The war among the predators finally ends when the rain comes. The natural order is restored. At times, Predators at War can overdramatize the situation, using computer graphics, thermal imaging, and militarizing the conflict. The narrator describes the “uneasy truce” about to be broken and asks, “Which forces will get out alive when the predators go to war?” (Even the press release describes Wolhuter as “embedding himself with the troops.”) The show is also extremely graphic, such as when the camera noses up to a hyena feeding on an antelope, its mouth slathered in blood and entrails–in other words, aside from the deeper sociological and biological ramifications, it has all the ingredients for a gripping reality show.
What is remarkable is Wolhuter’s ability to get up close to these ferocious carnivores. He doesn’t shrink away, even when some of the predators start looking hungrily at him. And brave as he is, he’s not alone. Szykman herself once spent four hours with some 27 African wild dogs. The most amazing thing she’s ever seen? “I watched a leopard and a hyena fight over a wildebeest. The leopard had killed the wildebeest and the hyena wanted to steal it. But the leopard was clearly hungry and wouldn’t give it up. It became a tug of war and they ended up both feeding on it. They compromised. The hyena ate from one end while the leopard ate from the other. The hyena is such an efficient eater. It ate its fill in about 30 minutes, about 22 pounds of meat, and left the remainder to the leopard.”

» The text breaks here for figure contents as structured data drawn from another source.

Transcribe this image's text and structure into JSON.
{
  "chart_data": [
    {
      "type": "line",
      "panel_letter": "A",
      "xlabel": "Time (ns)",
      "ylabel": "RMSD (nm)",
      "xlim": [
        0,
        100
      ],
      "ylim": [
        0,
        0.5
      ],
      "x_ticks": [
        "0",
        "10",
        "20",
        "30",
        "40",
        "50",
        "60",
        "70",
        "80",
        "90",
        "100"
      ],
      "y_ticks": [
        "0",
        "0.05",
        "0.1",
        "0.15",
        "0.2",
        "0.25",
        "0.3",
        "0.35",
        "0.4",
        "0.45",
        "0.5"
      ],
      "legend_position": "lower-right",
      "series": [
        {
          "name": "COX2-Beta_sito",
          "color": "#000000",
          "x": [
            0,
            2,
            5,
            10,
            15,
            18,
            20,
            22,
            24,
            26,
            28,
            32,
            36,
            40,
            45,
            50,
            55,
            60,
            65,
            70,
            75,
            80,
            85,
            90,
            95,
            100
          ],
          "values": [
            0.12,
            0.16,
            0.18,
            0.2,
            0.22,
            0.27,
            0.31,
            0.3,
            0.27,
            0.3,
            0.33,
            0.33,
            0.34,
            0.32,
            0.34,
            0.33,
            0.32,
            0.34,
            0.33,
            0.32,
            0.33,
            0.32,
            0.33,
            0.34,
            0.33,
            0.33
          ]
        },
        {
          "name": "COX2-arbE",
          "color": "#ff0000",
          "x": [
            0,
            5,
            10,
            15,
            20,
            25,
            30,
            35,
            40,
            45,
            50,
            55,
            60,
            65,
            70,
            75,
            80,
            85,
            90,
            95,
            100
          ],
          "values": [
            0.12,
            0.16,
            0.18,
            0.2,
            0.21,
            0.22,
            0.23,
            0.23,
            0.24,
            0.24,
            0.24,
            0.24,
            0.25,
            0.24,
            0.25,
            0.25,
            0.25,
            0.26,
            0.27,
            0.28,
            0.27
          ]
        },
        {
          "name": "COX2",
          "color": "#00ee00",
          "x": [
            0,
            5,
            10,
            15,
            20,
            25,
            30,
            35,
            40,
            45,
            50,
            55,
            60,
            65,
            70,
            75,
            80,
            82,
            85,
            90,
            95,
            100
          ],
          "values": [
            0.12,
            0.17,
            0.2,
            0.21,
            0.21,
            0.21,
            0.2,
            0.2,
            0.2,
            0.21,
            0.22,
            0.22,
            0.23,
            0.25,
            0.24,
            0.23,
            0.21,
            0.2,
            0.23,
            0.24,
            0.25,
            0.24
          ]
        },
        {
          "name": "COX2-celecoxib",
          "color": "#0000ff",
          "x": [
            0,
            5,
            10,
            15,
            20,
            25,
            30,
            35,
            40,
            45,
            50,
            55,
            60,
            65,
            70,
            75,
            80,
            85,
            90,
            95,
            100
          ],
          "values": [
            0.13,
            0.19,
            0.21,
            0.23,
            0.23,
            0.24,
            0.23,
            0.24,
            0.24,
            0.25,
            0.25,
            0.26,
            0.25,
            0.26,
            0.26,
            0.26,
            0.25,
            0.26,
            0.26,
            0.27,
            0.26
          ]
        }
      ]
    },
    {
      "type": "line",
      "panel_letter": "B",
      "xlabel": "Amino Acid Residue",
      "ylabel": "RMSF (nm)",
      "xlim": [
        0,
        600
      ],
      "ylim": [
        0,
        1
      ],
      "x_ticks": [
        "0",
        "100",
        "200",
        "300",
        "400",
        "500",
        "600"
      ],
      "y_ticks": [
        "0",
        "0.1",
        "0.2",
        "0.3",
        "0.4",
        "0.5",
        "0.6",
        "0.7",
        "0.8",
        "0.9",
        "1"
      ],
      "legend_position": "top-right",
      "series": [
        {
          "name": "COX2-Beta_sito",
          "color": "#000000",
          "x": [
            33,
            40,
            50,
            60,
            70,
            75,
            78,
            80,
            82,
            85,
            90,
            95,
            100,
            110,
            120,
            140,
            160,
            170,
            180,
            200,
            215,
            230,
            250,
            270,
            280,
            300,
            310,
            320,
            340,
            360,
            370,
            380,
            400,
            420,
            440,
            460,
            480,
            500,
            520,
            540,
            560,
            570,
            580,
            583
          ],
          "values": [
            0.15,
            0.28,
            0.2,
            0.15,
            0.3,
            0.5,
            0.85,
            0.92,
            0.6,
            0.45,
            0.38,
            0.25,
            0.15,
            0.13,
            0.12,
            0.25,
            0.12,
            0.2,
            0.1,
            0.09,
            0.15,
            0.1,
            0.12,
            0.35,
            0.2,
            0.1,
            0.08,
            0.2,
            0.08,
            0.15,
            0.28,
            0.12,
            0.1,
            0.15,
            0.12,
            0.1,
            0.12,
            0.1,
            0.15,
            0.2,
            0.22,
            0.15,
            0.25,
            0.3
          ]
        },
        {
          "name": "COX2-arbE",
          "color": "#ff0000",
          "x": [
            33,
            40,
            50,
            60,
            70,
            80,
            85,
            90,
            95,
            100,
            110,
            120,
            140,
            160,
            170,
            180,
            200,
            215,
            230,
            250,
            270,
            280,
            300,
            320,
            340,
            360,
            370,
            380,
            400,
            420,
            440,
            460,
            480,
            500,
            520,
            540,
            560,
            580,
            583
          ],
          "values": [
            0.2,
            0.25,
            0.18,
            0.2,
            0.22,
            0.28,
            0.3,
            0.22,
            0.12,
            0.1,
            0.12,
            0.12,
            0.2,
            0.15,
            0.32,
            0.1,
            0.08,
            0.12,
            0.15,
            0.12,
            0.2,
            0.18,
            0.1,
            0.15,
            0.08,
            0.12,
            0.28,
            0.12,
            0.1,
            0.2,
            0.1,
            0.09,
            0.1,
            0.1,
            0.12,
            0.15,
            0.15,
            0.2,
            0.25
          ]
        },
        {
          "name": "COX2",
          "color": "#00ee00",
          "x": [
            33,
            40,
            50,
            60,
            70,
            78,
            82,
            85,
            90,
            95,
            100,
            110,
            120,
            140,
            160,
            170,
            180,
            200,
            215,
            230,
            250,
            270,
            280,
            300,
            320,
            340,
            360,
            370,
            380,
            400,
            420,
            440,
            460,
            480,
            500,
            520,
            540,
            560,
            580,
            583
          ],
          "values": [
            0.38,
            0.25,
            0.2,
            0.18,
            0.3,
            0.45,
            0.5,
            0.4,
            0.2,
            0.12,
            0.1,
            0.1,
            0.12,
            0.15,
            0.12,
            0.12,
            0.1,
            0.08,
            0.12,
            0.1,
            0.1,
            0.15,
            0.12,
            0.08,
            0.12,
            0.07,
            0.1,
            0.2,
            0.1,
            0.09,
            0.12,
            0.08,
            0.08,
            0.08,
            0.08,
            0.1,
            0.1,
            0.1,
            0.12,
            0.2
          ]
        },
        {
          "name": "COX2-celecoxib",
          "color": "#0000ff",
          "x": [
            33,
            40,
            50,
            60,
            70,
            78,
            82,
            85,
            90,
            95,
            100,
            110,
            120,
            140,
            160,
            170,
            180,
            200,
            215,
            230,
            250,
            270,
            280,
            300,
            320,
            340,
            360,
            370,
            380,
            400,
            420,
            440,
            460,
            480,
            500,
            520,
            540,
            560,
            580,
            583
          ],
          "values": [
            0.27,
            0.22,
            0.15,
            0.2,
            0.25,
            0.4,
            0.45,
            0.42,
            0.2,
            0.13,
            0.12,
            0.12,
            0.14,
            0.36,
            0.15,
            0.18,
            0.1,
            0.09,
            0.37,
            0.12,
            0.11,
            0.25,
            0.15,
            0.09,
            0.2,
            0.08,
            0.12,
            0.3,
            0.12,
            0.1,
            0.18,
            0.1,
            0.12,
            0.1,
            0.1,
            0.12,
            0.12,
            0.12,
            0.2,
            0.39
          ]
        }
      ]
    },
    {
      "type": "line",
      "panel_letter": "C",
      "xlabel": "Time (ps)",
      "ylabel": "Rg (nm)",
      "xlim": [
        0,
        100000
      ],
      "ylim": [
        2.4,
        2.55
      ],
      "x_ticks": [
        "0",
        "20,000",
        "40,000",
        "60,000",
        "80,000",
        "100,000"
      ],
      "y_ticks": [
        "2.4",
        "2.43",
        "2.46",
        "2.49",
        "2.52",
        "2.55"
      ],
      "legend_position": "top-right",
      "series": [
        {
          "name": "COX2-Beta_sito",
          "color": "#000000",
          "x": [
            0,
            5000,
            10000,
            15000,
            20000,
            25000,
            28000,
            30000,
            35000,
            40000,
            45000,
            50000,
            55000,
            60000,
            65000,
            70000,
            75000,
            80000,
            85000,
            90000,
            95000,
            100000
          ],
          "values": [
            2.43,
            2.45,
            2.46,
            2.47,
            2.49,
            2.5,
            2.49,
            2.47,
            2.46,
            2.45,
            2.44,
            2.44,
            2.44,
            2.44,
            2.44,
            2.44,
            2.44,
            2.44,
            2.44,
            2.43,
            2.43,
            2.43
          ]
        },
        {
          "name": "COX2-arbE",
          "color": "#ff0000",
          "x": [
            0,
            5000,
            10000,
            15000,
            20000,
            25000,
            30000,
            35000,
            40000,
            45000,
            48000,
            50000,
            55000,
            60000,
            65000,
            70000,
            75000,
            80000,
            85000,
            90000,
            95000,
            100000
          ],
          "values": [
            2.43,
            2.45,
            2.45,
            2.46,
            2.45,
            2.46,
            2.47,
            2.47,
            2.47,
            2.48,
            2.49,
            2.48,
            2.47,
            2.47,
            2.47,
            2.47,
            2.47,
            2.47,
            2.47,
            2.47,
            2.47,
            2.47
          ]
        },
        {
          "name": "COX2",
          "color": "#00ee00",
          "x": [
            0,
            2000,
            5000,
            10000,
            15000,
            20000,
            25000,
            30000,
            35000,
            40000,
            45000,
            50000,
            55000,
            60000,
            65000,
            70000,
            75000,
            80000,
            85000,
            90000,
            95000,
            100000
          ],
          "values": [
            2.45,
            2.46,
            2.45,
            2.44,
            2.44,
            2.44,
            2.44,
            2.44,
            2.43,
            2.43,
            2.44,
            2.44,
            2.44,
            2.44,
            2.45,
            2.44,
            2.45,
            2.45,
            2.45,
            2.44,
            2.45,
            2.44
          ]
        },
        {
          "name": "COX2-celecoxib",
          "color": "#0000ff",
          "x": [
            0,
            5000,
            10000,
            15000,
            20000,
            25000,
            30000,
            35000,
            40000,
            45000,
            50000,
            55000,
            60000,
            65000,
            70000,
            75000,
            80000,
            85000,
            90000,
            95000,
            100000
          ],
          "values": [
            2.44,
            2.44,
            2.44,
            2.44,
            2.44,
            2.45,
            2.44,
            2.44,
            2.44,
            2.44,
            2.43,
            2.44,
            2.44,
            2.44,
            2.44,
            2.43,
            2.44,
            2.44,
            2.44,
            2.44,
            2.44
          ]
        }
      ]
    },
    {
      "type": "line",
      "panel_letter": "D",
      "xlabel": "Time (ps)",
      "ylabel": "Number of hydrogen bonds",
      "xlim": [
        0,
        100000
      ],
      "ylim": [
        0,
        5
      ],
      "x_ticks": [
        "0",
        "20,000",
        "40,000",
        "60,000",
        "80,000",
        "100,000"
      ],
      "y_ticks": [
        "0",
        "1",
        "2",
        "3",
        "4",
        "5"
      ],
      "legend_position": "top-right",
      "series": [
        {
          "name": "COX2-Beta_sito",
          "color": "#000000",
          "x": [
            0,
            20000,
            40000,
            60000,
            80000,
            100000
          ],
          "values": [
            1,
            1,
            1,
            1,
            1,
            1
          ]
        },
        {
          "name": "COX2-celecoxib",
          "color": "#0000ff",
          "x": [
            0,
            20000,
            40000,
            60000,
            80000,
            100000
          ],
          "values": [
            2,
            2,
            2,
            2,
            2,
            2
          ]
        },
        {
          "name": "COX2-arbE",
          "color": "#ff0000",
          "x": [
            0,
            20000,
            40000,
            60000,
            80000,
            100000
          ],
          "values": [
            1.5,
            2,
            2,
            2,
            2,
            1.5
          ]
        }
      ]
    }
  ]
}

Szykman is currently working at the National Zoo’s Conservation and Research Center in Virginia, where rare and endangered species are cared for. But she hopes to one day reintroduce African wild dogs to areas where they once roamed. “And obviously,” she says, “competition is going to be a part of it, bringing wild dogs into an area inhabited by lions.”
Sounds like another reality show in the works.
Victorino Matus is an assistant managing editor at The Weekly Standard.